The Problem That Arose
Besides downtime, one problem did arise for some FreshBooks systems however. As a result of one drive’s mirrored storage hardware failure – the catalyst that started this series of events – approximately 12 hours of account activity which was logged from 12:00 AM to 12:00 PM EDT on August 29th is currently irretrievable for a small percentage of FreshBooks users. Only those systems supported by the affected hardware AND who were active (i.e. sent invoices, created invoices, updated timesheets…) between 12:00 AM to 12:00 PM EDT on August 29th were affected. The vast majority of FreshBooks users would not have had any account activity during this period. Only a small percentage were sustained by the affected hardware.
What Caused the Problem
The cause of the loss and the downtime is not yet clear. Again, our infrastructure was designed to sustain 100% uptime in this exact scenario. The problem affected a mirrored drive that sustained real-time storage for a subset of FreshBooks accounts – the ones with the irretrievable account activity. We will be working with RackSpace (our managed hosting provider) to ascertain the root cause. However, up to this point we have been focusing our efforts on making sure all our users are taken care of first, before we spend our resources finding out the specifics of the cause.
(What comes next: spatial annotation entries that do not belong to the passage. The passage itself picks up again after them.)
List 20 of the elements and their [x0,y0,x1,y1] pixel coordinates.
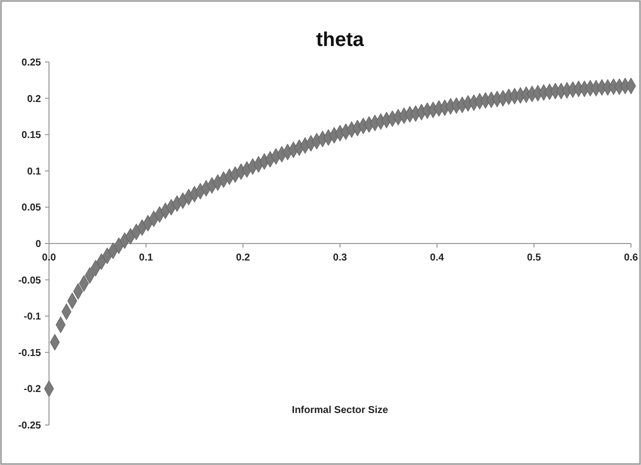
x-tick-label: 0.0 [42,252,56,264]
y-tick-label: -0.25 [18,420,42,432]
x-tick-label: 0.5 [527,252,542,264]
y-tick-label: 0.05 [22,202,42,214]
x-tick-label: 0.6 [624,252,638,264]
y-tick-label: 0.2 [27,94,42,105]
x-tick-label: 0.4 [430,252,444,264]
x-tick-label: 0.1 [139,252,154,264]
y-tick-label: 0.15 [22,130,42,142]
x-tick-label: 0.3 [333,252,348,264]
x-tick-label: 0.2 [236,252,250,264]
y-tick-label: 0.25 [22,58,42,68]
y-tick-label: 0 [35,239,42,250]
x-axis-title: Informal Sector Size [292,405,389,416]
y-tick-label: -0.15 [18,348,42,359]
y-tick-label: -0.05 [18,275,42,286]
chart-title: theta [316,29,365,51]
y-tick-label: 0.1 [27,166,42,178]
y-tick-label: -0.1 [24,312,42,323]
y-tick-label: -0.2 [24,384,42,396]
So until all the facts are in, I am going to withhold further comment as to the direct cause. When we do get to the bottom of things, we will share the details.
What We Are Doing About It
In the meantime, we want to clearly acknowledge the loss. We are upgrading EVERY FreshBooks account – even those not affected – as follows:
0-3 Clients (free) – 3 extra clients
3-25 Clients (free) – 25 extra clients
26-100 Clients (free) – 50 extra clients
100+ Clients (free) – 100 extra clients
How Do You Know If You Were Affected?
1. Log into your FreshBooks account. In the news section on the home page we will tell you IF your system COULD HAVE BEEN affected. Again, if your account was not active (i.e. sent invoices, created invoices, updated timesheets…) between 12:00 AM to 12:00 PM EDT on August 29th, you would have no missing data.
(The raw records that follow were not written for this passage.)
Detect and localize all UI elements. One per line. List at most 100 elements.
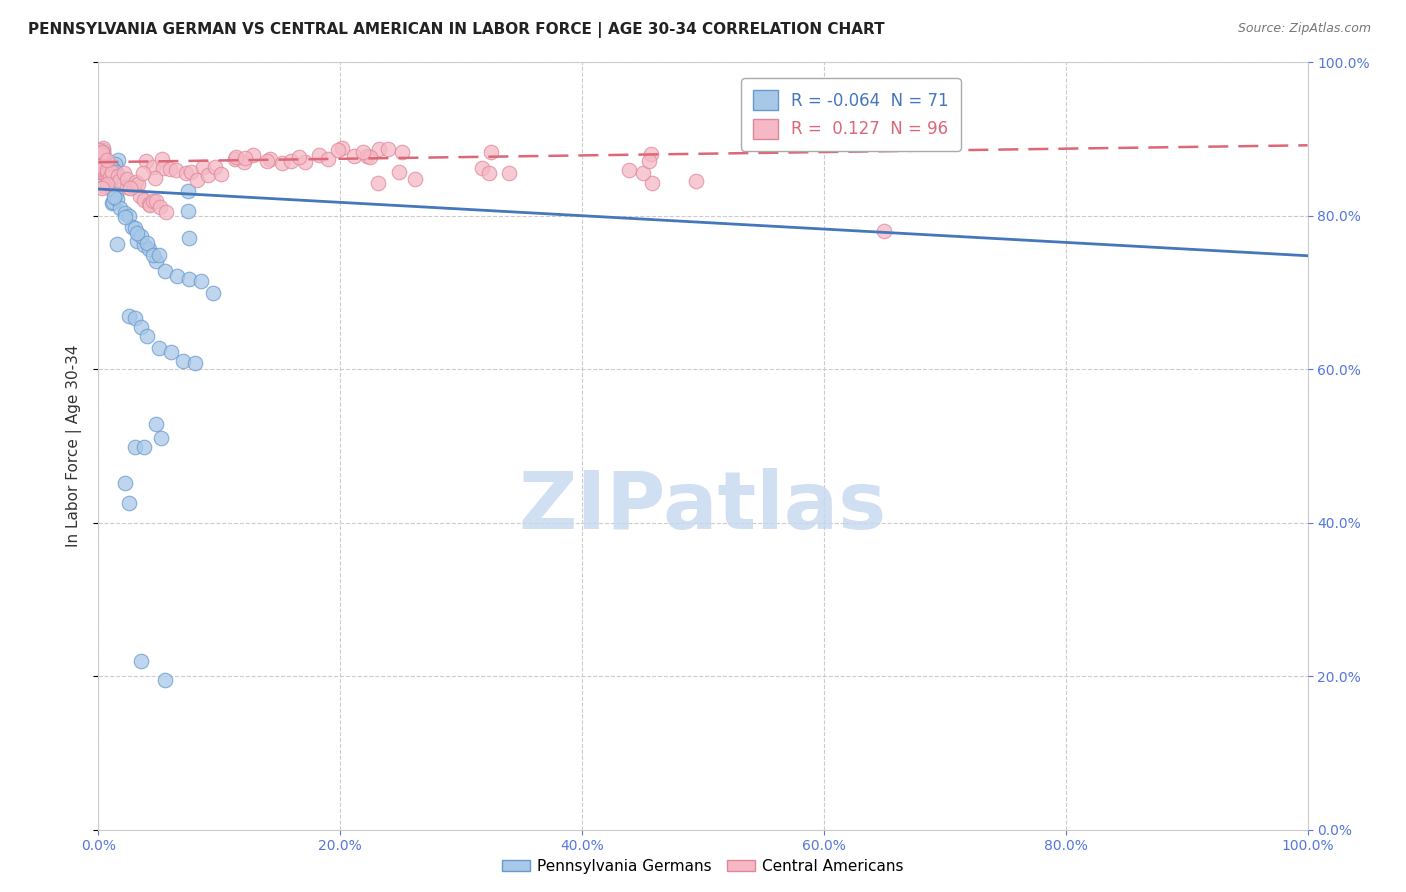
Point [129,320,152,334]
Point [404,172,426,186]
Point [98,169,121,184]
Point [93,162,115,177]
Point [179,231,201,245]
Point [93,159,115,173]
Point [145,417,167,431]
Point [105,237,128,252]
Point [148,248,170,262]
Point [93,161,115,176]
Point [330,141,353,155]
Point [368,142,391,156]
Point [197,168,219,182]
Point [103,189,125,203]
Point [96,166,118,180]
Point [353,145,375,159]
Point [90,165,112,179]
Point [101,169,124,183]
Legend: R = -0.064  N = 71, R =  0.127  N = 96: R = -0.064 N = 71, R = 0.127 N = 96 [741,78,960,151]
Point [90,148,112,162]
Point [124,179,146,194]
Point [149,200,172,214]
Point [101,183,124,197]
Point [90,145,112,160]
Point [135,235,157,250]
Point [143,171,166,186]
Point [193,160,215,174]
Point [107,169,129,184]
Point [94,153,117,167]
Point [129,228,152,243]
Point [101,194,124,209]
Point [294,155,316,169]
Point [120,180,142,194]
Point [153,673,176,687]
Point [89,154,111,169]
Point [89,161,111,175]
Point [93,166,115,180]
Point [356,149,378,163]
Point [89,155,111,169]
Point [117,171,139,186]
Point [93,146,115,161]
Point [87,159,110,173]
Point [180,165,202,179]
Point [135,153,157,168]
Point [131,166,153,180]
Point [160,345,183,359]
Point [124,440,146,454]
Point [134,238,156,252]
Point [176,204,198,219]
Point [638,154,661,169]
Point [127,227,149,241]
Point [138,242,160,256]
Point [96,153,118,167]
Point [93,178,115,193]
Text: PENNSYLVANIA GERMAN VS CENTRAL AMERICAN IN LABOR FORCE | AGE 30-34 CORRELATION C: PENNSYLVANIA GERMAN VS CENTRAL AMERICAN … [28,22,884,38]
Point [498,166,520,180]
Point [204,160,226,174]
Point [190,274,212,288]
Point [107,153,129,167]
Point [93,141,115,155]
Point [471,161,494,176]
Point [89,151,111,165]
Point [343,149,366,163]
Point [90,150,112,164]
Point [145,254,167,268]
Legend: Pennsylvania Germans, Central Americans: Pennsylvania Germans, Central Americans [496,853,910,880]
Point [224,152,246,166]
Point [165,162,187,177]
Point [209,167,232,181]
Point [94,166,117,180]
Point [288,149,311,163]
Y-axis label: In Labor Force | Age 30-34: In Labor Force | Age 30-34 [66,344,83,548]
Point [259,152,281,166]
Point [108,201,131,215]
Point [184,356,207,370]
Point [117,180,139,194]
Point [225,150,247,164]
Point [280,153,302,168]
Point [96,177,118,191]
Point [114,206,136,220]
Point [114,210,136,224]
Point [118,310,141,324]
Point [391,145,413,159]
Point [159,162,181,177]
Point [641,176,664,190]
Point [90,147,112,161]
Point [114,476,136,491]
Point [91,163,114,178]
Point [142,247,165,261]
Point [90,145,112,160]
Point [118,210,141,224]
Point [150,431,173,445]
Point [478,166,501,180]
Point [89,143,111,157]
Point [87,147,110,161]
Point [89,145,111,160]
Point [148,341,170,355]
Point [89,144,111,158]
Point [121,220,143,235]
Point [112,166,135,180]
2. Check your email. We are sending two different emails to all FreshBooks users: one for those accounts affected, and one for those that were not affected. Be sure to check your spam filter to be sure our email did not wind up there.
What to Do if Your Account was Affected
If your account was active during the window outlined above AND your system was affected, then here is a list of considerations:
1. Any invoices, support tickets and clients you created and/or edited, along with uploaded documents, timesheet hours entered, etc. will have to be re-entered.
2. Any emails to clients and/or staff for a newly created invoices and/or support tickets may contain links that will no longer function, so be sure to resend your emails when you recreate your invoices, tickets, etc.
3. Any successful auto-billed transactions or online payments made by your clients during that period may not be “marked as paid” any longer. You should reconcile your invoices with any payments received on Aug 29th – check your payment gateway or your PayPal account for transaction details.
Update: this just in…if you subscribe to your RSS feed of “recent activity” and you had your feed reader on yesterday, you can use your feed to see what recent activity might have been lost, and then use that activity to recreate your missing activities. Thanks to Frank P. for sending this tip along.
We Are Truly Sorry
For anyone who was inconvenienced by the interruption of service and/or irretrievable data, myself and the entire FreshBooks teams are deeply sorry. I want to extend our thanks to those of you who called and emailed to enquire about the problem. To a person, everyone was polite and understanding, which under the circumstances, was greatly appreciated by myself and the other FreshBooks staff who were hard at work bringing the service back online.
A Final Word On Timing
We spoke with many of our users by telephone and email yesterday. I personally spoke with close to one hundred. I want to apologize to you those of you to whom we reported ANY kind of status update with regards to when we EXPECTED the hardware upgrade to be complete. Throughout yesterday we were given misleading information and we were reassured the service would be back up, “in about one hour”. FreshBooks team members passed this information on – myself included – and it proved to be woefully wrong. We are incredibly sorry for sharing information that proved to be misleading and will learn from this experience.